Heide Simonis, erste Ministerpräsidentin in der Bundesrepublik, scheiterte am 17. März 2005 an einer Stimme

Nach den Landtagswahlen vom 20. Februar 2005 wurde es für die seit 1988 regierende SPD in Schleswig-Holstein eng. Obwohl die CDU mit 40,2 Prozent vor der SPD mit 38,7 Prozent lag, wollten die Sozialdemokraten weiter regieren. Ministerpräsidentin Heide Simonis (*1943-2023†) war mit den Grünen (6,2 Prozent) eine Koalition eingegangen und hatte sich versichert, durch den Südschleswigschen Wählerverband (SSW) toleriert zu werden. Damit schien eine Mehrheit von einer Stimme gesichert, als am 17. März 2005 die Ministerpräsidentenwahl im Landeshaus an der Förde anstand. Im ersten Wahlgang fehlte eine Stimme, dasselbe wiederholte sich im zweiten, dritten und schließlich auch im vierten Wahlgang. Am Ende gab Heide Simonis entnervt auf. Simonis zog ihre Kandidatur zurück und blieb bis zur Wahl von Peter Harry Carstensen (CDU) (*1947) am 27. April 2005 geschäftsführend im Amt. Bis heute ist nicht bekannt, wer aus welchen Motiven Heide Simonis die Stimme verweigert hat und so zum „Heidemörder“ wurde.

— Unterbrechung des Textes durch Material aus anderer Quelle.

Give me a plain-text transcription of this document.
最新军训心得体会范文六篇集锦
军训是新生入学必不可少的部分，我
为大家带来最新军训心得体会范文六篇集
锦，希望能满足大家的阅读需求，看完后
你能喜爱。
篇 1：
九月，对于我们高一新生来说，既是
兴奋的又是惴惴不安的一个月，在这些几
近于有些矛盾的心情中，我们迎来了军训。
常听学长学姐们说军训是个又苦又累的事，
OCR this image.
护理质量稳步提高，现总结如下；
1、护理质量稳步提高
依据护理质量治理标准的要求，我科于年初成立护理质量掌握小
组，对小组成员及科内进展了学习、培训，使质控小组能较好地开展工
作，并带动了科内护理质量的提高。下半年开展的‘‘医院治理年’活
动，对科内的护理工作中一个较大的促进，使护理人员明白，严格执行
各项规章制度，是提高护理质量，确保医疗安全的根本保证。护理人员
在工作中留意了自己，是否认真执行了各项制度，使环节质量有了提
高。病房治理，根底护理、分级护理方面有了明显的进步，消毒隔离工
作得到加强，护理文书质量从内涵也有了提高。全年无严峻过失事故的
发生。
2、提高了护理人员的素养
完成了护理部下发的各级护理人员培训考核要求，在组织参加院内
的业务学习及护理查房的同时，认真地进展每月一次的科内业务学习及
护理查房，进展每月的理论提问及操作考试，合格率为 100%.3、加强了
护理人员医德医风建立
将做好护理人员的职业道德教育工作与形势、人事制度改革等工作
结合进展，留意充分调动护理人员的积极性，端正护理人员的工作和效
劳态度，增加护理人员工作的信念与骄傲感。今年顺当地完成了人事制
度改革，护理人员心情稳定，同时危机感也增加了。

„Häuptling Flinke Zunge“ muss gehen

Nach 13 Jahren verließ am 27. April 2005 die leidenschaftliche Debattenrednerin auch den Schleswig-Holsteinischen Landtag. Häuptling „flinke Zunge“ war länger im Amt als sämtliche männlichen Vorgänger und übertraf sogar die CDU-Legende Gerhard Stoltenberg (*1928-2001†). Zuvor hatte sie nach dem Verlust der absoluten Mehrheit 1996 zusammen mit den Grünen regiert. Als 2005 die Zahl der rot-grünen Mandate nicht mehr reichte, bot der SSW an Rot-Grün zu tolerieren. Schnell war das Wort von der sogenannten „Dänen-Ampel“ erfunden, die es dann nach 2012 unter Ministerpräsident Torsten Albig (SPD) wirklich gab. 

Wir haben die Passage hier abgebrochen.